When Dame and I finally made our way into the school auditorium, it was standing room only. The noise was so loud, Dame had to take the microphone himself to get everyone settled down. I was standing on the stage beside him. Evan and Mr. Williams were a few steps away.
While I'd sung in front of crowds at the church and traveled with the choir to places where audiences were twice as large, knowing so many people were watching and filming made me nervous. Was I standing too close to Dame? Too far away? Was my hair messed up? Should I have let the woman do my makeup? Did I look shiny? Did I sound crazy? And pretty soon, I had so many questions that I just wondered, Why am I on this stage?
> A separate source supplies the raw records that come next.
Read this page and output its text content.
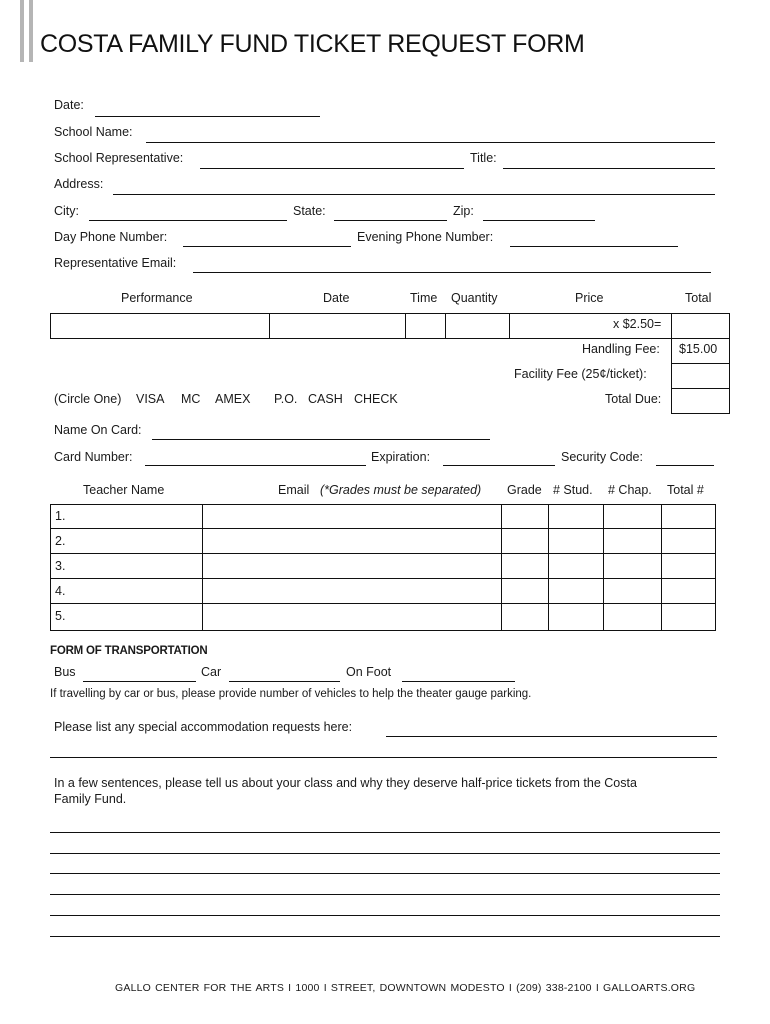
COSTA FAMILY FUND TICKET REQUEST FORM
Date:
School Name:
School Representative:	Title:
Address:
City:	State:	Zip:
Day Phone Number:	Evening Phone Number:
Representative Email:
Performance	Date	Time Quantity	Price	Total
x $2.50=
Handling Fee: $15.00
Facility Fee (25¢/ticket):
(Circle One) VISA MC AMEX P.O. CASH CHECK	Total Due:
Name On Card:
Card Number:	Expiration:	Security Code:
Teacher Name	Email (*Grades must be separated) Grade # Stud. # Chap. Total #
1.
2.
3.
4.
5.
FORM OF TRANSPORTATION
Bus	Car	On Foot
If travelling by car or bus, please provide number of vehicles to help the theater gauge parking.
Please list any special accommodation requests here:
In a few sentences, please tell us about your class and why they deserve half-price tickets from the Costa
Family Fund.
GALLO CENTER FOR THE ARTS I 1000 I STREET, DOWNTOWN MODESTO I (209) 338-2100 I GALLOARTS.ORG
“I'm one of you,” Dame said when he finally got all the kids to sit down and relax just enough so he could speak. “I'm not from the ‘dirty'; I'm from the dirt. Where folks got less than nothing. Got to go outside and eat fruit all day because that's the only thing that grows free in your grandmama's yard. I know some of y'all know what I'm talking about.” Their eyes locked on Dame, the students grew quiet. I'd never seen them so focused.
“And when that fruit runs out ... when them collards run out,” he went on, “you're fast to do anything to feed yourself—to feed your family. And you know it's wrong, but you're hungry. Ain't nothing worse than being hungry. I ain't talking about the clothes you wear or the car you drive. Where you live. I'm talking about being hungry. And when my stomach was empty, I used to dream about someday just doing anything. Anything somebody would let me do. A garbage man. Anything. So I wouldn't have to be hungry no more. But ain't nobody give me a chance, so I went out in the street. And when that ran out, when folks started getting popped and the game got real bloody, I realized I wasn't no street dude. Not really. I realized that I had to hustle to live for myself. So I could be Dame. Not what the world expects me to be.”
“We love you, Dame,” a girl cried out from the crowd.
“And I love you back,” he said and the auditorium filled with the sound of laughter and screaming girls. “And I love you so much that I'm giving this school, my school, a little bit of what I got out of hustling for myself. This money I'm giving is just for you. So you don't have to be hungry in your school. So you don't have to want someone to let you be anything. So you don't have to get in the drug game and lose respect for your community and keep bringing us down.”